Do Black Holes With Generalized Entropy Violate Bekenstein Bound?
Hengxin Lu, Yen Chin Ong
TL;DR
This work investigates whether black holes with generalized entropy violate the Bekenstein bound. It adopts the Generalized Entropy and Varying-G gravity (GEVAG) framework, which ties entropy generalization to an area-dependent effective gravitational constant $G_\\text{eff}$ and to a thermodynamic energy $E$ distinct from the ADM mass. Through explicit analysis of Tsallis-Schwarzschild and Rényi-Schwarzschild black holes, the authors show that a relaxed bound $S \\le C R E$ holds with a model-dependent coefficient $C$ that remains finite and is typically at or below $2\\pi$ in the examined cases. They further establish a general criterion $C=f(A)/(8 G_\\text{eff} M E)$ for any generalized entropy $S=f(A)/4G$, demonstrating that the Bekenstein bound remains meaningful when gravity is consistently modified, thereby supporting the viability of the GEVAG approach.
Abstract
In general yes, but also not quite.
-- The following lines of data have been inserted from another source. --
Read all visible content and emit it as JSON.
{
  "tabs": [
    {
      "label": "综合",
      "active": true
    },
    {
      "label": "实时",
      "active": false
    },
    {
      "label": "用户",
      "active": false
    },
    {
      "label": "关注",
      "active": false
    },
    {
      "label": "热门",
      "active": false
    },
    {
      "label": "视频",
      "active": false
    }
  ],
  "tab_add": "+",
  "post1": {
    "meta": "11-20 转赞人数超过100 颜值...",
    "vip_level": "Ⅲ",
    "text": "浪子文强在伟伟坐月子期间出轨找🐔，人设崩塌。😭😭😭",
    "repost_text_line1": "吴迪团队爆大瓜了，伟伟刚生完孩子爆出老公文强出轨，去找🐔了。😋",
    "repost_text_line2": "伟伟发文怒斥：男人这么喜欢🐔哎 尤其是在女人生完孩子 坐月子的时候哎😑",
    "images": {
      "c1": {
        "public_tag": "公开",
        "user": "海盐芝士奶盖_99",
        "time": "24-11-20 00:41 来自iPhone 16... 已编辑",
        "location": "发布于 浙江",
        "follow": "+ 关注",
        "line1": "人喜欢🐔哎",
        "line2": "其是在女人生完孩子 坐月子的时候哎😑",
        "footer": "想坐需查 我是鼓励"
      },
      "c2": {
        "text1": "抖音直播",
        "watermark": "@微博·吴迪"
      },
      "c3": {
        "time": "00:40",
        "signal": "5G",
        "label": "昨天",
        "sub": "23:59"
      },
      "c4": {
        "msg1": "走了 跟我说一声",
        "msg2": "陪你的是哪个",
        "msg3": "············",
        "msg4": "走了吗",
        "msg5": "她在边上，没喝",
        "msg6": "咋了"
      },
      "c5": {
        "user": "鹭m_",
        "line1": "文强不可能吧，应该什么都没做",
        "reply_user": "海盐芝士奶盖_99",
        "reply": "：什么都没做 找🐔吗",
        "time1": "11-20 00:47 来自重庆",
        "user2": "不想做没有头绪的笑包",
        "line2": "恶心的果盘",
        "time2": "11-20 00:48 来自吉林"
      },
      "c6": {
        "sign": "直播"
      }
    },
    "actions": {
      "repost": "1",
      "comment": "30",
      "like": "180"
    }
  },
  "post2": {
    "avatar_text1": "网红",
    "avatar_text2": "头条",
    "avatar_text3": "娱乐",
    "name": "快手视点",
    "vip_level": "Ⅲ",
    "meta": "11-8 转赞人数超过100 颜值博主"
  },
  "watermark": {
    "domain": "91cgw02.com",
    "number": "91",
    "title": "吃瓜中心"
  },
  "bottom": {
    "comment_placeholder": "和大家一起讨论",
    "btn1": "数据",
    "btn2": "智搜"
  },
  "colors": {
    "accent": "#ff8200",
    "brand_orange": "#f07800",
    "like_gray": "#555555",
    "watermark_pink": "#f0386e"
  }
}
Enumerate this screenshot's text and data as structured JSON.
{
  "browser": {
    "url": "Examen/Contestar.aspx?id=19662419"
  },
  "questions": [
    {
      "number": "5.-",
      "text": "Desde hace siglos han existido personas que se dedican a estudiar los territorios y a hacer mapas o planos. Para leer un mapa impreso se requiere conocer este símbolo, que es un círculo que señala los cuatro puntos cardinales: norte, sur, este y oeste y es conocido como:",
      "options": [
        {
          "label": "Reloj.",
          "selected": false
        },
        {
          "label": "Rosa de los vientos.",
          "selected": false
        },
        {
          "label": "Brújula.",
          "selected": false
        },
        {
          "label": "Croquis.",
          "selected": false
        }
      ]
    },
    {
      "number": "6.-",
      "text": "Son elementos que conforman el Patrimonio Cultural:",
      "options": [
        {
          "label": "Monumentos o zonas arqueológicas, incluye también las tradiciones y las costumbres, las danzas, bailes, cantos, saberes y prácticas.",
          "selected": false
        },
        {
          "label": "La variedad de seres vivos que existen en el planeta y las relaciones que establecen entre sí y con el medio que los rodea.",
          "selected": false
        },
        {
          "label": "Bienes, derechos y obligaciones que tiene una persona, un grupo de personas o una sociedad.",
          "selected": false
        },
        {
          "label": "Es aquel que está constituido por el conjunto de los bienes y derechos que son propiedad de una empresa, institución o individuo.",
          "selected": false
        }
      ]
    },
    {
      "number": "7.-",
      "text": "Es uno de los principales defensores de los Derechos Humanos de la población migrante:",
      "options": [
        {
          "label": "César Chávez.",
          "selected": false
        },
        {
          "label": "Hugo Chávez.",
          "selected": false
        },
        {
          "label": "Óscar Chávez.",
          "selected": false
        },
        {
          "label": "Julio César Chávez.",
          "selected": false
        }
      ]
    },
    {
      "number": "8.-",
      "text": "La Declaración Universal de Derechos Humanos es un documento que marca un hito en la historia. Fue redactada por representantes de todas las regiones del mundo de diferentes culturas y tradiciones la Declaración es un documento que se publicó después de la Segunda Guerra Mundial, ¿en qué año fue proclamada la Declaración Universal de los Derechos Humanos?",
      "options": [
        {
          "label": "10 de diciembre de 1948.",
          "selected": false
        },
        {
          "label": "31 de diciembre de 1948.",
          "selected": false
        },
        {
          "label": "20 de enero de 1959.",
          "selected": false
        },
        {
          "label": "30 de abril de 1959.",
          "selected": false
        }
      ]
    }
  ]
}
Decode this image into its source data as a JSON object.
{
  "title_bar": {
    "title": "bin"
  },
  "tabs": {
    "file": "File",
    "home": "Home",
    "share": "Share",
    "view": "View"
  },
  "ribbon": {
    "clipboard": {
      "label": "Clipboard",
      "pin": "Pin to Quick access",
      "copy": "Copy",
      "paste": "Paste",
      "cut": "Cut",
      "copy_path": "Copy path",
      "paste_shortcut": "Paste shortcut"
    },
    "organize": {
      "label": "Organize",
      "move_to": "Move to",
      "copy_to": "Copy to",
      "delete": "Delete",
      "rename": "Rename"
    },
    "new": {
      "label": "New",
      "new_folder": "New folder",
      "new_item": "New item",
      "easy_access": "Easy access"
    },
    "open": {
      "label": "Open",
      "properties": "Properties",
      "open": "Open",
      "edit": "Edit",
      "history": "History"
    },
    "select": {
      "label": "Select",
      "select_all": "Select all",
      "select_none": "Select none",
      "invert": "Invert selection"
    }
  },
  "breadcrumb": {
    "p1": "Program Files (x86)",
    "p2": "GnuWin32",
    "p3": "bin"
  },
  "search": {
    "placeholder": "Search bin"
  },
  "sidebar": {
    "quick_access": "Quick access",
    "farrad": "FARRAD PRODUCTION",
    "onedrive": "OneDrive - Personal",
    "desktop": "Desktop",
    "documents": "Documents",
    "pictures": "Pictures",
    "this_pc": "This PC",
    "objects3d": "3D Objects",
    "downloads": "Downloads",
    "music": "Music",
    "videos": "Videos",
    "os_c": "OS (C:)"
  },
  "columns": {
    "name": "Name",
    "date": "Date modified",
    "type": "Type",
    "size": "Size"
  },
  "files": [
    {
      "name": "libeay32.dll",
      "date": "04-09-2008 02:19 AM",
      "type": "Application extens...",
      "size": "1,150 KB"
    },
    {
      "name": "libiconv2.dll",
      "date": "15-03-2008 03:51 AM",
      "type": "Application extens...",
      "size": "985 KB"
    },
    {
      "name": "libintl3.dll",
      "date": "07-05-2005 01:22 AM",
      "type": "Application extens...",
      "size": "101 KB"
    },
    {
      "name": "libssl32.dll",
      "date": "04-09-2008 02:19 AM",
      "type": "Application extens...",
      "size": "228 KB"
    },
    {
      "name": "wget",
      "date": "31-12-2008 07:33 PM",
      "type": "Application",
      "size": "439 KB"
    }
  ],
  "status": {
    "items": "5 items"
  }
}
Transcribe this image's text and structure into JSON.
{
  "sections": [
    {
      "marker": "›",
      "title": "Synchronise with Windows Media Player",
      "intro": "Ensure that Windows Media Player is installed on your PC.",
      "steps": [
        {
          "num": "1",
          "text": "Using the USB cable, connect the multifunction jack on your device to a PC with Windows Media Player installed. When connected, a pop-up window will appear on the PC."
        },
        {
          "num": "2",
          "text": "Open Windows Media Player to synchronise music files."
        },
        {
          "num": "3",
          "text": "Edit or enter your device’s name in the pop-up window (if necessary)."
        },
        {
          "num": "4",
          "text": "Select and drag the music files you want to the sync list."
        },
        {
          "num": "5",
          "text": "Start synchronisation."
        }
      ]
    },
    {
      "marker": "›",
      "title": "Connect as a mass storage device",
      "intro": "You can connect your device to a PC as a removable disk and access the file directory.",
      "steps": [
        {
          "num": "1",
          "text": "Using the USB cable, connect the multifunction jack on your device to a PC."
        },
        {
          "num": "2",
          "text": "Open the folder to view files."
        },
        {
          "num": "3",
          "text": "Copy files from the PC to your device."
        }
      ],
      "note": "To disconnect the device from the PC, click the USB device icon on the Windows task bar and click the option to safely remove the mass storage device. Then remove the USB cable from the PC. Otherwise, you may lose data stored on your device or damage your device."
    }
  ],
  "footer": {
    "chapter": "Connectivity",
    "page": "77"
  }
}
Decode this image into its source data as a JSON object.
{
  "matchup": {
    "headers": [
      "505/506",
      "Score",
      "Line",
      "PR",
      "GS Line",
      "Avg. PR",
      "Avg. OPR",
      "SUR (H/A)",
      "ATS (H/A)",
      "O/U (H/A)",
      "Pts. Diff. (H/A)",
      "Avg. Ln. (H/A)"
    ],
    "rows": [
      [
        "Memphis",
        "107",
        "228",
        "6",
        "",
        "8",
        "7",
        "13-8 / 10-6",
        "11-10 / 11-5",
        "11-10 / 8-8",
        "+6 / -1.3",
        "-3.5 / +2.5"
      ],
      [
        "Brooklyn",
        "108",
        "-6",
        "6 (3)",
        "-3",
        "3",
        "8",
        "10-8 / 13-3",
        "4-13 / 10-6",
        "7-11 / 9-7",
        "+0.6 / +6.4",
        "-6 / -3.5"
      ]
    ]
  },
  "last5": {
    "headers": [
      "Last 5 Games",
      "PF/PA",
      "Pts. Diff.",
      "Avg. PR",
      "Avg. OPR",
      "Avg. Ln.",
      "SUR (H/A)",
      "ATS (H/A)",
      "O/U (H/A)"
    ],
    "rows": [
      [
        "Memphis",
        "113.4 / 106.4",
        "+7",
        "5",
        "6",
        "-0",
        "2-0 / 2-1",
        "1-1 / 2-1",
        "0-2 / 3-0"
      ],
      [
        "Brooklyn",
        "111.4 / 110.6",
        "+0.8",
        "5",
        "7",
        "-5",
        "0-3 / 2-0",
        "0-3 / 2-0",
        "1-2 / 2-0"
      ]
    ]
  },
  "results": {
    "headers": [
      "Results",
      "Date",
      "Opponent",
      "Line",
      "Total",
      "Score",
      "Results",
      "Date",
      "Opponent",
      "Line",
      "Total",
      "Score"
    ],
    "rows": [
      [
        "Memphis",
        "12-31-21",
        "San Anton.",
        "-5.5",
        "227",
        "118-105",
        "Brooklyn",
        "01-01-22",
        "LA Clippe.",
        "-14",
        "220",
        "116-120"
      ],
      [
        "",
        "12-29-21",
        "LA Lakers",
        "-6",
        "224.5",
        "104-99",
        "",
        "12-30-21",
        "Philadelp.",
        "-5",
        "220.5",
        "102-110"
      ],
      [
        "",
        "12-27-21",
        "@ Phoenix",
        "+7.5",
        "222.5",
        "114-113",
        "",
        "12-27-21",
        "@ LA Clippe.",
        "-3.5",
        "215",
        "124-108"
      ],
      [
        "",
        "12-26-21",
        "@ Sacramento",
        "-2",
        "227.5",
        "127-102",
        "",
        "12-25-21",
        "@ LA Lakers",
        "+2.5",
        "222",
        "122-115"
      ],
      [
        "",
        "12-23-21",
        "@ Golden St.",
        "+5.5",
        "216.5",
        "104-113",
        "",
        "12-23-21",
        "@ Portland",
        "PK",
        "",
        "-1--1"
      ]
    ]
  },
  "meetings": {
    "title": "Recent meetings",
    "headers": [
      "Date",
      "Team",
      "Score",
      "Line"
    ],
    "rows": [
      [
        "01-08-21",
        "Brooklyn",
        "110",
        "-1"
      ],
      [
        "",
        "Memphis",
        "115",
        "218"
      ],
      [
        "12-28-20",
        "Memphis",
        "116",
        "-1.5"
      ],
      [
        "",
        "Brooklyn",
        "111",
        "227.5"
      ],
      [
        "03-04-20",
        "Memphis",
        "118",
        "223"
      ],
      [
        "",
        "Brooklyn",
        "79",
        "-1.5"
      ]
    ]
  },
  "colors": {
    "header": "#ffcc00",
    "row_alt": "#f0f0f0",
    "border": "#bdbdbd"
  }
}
It is known that if the Bekenstein-Hawking entropy is replaced by some kind of generalized entropy, then the Bekenstein bound may be grossly violated. In this work, we show that this undesired violation can be avoided if we employ the equivalence between generalized entropy and varying-$G$ gravity (GEVAG). In this approach, modifying entropy necessarily also modifies gravity (as one should expect if gravity is indeed inherently tied to thermodynamics), which leads to an effective gravitational "constant" $G_\text{eff}$ that is area-dependent, and a thermodynamic energy that is distinct from the ADM mass. We show that a relaxed Bekenstein bound of the form $S \leqslant CRE$ is always satisfied, albeit the coefficient $C$ is no longer $2π$.